Curriculum Teaching children to grow food


Farmer Frog is developing a Kindergarten to 12th grade STEM-based curriculum that we call “SOIL to STEM”: Social Outreach Innovative Learning (SOIL) leading to Science Technology Engineering and Math (STEM). SOIL to STEM is a project-based, hands-on learning system rooted in agriculture that helps children succeed in the 21st Century. The curriculum incorporates the Farmer Frog school gardens and meets both Common Core requirements and Next Generation Science Standards.

Our team works with educators to integrate the SOIL to STEM curriculum with the gardens at their schools. We help teachers to teach all subjects they would teach in a classroom and integrate sustainable farming—which relies on many academic fields, including agricultural engineering, agroecology, and systems thinking. The Farmer Frog team has several members who are themselves active or retired teachers, ranging from preschool through college levels.

In addition to working with K through 12 educators, Farmer Frog also works with programs that offer Career and Technical Education. We train other professionals as well, including urban farmer educators, community organizers, and project managers, to successfully create, maintain, and run school gardens and urban community farms.

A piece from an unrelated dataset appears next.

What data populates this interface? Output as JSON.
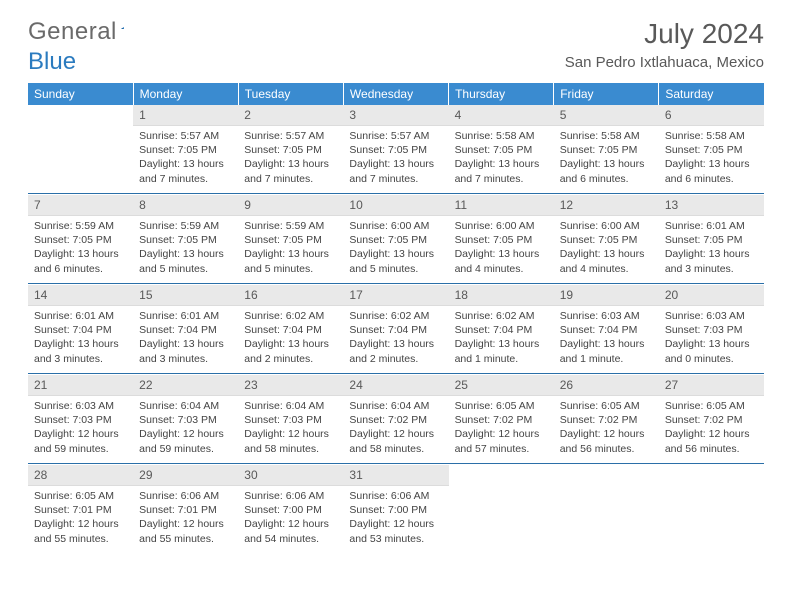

Why teach through farming?

Most children suffer from Nature Deficit Disorder, now labeled by healthcare professionals as NDD. People no longer know where their food comes from, how humans are part of nature and what fun and joy nature brings to us, if we choose to interact with it. Children also struggle often to understand how science really works. When they can apply their understanding of scientific facts or artistic practices in real life as a hands-on activity, they are able to comprehend complex, hard-to-understand subjects easily.

The average age of the American farmer is rising steadily, so we must train the next generation of farmers and we must create an understanding of the importance and appreciation for farming in everyone. Otherwise we simply will not eat. Farmer Frog’s goal is to teach all subjects to people (children and adults alike) through farming that is sustainable, and is interdisciplinary by nature. An interdisciplinary curriculum addresses the problems of “isolation, silos and missed opportunities” in education that Dr. Ellen Ebert—Science Director in the Teaching and Learning Program of Washington State’s Office of the Superintendent of Public Instruction—warns about in her 2014 presentation “Environment and Sustainability Education in the 21st Century.

We bring a willing partner, our organization, to the table for each community, school, teacher, and student we work with.